A lovely simple way of starting scenes and very helpful for people doing longer scenes for the first time.

One person enters the stage and starts doing an activity. Someone else then enters the stage with an emotion and establishes a relationship with the other actor.

Make sure the first move is not to criticise the activity.

Tips

Become totally involved in the activity, believe in the reality of what you are doing. The focus should be on your activity and believing it is real, not on waiting for your scene partner to come in (as your character doesn’t know someone else is about to enter). Give the objects width and weight as they would in real life.

If playing second character entering the stage try to bring an emotion or attitude on stage with you. It’s like your character has come from somewhere else, they don’t just enter the stage cold, as they have already been living off stage.

Once together in the scene focus on the relationship, you don’t actually have to talk about the physical activity. For instance when people are washing up together they are rarely talking about the actual washing up, they will instead be talking about something between them.

The activity establishes the location, the dialogues establishes the relationship.

Variations

Decide if you are good or bad at doing the activity.

Decide if you love or hate doing the activity.

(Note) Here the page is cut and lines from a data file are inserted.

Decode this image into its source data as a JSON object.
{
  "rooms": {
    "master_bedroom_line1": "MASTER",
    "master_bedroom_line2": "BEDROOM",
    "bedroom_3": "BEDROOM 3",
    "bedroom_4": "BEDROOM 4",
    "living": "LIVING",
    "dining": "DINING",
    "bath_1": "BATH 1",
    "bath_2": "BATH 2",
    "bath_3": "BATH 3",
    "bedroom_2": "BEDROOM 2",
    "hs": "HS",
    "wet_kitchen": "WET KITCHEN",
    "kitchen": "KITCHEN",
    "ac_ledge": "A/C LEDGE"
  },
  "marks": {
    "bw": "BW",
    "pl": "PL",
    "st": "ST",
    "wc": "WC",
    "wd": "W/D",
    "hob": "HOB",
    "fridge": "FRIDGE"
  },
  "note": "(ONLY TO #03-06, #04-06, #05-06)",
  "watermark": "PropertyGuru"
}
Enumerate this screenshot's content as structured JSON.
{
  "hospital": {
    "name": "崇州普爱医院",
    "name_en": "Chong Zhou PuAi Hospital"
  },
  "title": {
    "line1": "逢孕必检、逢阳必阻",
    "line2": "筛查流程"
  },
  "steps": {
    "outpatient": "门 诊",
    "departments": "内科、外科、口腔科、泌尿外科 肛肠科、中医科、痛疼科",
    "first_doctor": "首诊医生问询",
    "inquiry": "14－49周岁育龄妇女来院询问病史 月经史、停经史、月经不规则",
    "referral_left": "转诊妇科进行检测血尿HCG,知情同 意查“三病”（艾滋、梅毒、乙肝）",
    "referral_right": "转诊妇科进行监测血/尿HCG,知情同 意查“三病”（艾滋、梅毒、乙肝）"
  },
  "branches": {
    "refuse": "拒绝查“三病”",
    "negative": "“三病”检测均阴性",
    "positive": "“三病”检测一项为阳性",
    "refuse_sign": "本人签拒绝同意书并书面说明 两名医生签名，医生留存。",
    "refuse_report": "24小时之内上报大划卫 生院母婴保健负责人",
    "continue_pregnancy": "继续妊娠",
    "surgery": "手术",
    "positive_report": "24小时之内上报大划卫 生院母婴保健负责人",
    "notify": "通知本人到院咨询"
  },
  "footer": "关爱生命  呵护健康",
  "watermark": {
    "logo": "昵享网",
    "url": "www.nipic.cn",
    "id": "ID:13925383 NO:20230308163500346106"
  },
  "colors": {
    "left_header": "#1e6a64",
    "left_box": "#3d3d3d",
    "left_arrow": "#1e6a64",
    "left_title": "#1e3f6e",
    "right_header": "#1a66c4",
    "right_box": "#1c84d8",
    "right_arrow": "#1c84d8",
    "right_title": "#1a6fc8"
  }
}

When entering the stage experiment with different emotions to enter with, especially base emotions like happy, sad, fearful, angry.

Purpose

  • Longer scenework.
  • Believing the scene is real.
  • Establishing location.
  • Establishing relationship.
  • Using emotions.
  • Character.
  • Object work.
  • It deliberately creates an environment where mistakes are very likely, but nothing bad happens and we learn to have fun in the failure.
  • It’s also a commitment game, and we encourage people to go for it even when they might get something wrong.